Well, they chose patients with PCIs up to 25, so it’s difficult to make a serious conclusion. But I think the conclusion they obtained is that HIPEC with 30 minutes of oxaliplatin in these patients doesn’t work – it doesn’t mean that HIPEC doesn’t work.
With HIPEC, we have to analyse the different drugs with different doses and different indications. For example, they said HIPEC works in patients with a PCI of 11-15, but the number of trial patients with this PCI range was limited. However, it could be an option to perform another trial with patients all with PCIs of 11-15 – the overall conclusion might not be so negative with them.

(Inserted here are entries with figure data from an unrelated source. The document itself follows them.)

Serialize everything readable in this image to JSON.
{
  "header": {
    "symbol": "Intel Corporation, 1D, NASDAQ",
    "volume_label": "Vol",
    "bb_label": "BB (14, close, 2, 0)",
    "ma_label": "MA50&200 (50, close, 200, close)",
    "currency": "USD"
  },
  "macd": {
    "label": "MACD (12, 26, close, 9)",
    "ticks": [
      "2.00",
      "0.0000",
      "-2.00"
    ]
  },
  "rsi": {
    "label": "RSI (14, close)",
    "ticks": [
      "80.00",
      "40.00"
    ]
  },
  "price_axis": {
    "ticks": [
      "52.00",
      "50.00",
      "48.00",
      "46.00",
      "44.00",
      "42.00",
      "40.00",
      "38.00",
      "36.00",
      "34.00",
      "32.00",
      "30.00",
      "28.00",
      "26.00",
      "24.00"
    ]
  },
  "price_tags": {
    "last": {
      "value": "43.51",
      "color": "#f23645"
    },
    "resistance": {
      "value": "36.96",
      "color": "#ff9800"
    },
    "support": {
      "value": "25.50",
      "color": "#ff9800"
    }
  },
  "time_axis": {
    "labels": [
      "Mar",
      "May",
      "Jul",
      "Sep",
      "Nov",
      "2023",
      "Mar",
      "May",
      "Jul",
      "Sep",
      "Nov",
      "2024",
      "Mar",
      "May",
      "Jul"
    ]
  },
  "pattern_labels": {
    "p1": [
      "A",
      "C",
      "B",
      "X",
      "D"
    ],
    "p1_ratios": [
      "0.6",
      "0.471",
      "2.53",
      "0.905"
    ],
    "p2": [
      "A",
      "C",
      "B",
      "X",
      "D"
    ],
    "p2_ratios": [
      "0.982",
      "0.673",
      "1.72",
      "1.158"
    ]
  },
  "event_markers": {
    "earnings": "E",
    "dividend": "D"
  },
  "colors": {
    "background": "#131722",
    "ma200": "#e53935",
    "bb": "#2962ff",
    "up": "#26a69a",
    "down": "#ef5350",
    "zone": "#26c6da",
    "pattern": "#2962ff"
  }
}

We were all there in Paris when the results were announced. There must have been five companies with HIPEC devices downstairs and the results were announced upstairs. And we all felt like taking our machines and throwing them into the Seine. It’s good to see the heterogenicity of their groups and their choice of drug are now being looked at by big trials. When do you expect to publish from HIPEC T4?

We are doing the analysis right now and if the results are statistically significant, we’ll publish the interim analysis before we finish the follow-up. But if we want to finish all the patient follow-ups, we won’t be publishing before January 2024.

Thank you very much for your time and a fascinating conversation. Is there anything else you would like to add about the concept of surgical innovation?

I think surgeons have to love their surgery, they have to improve their technical skills, and they have to go forward with innovative ideas.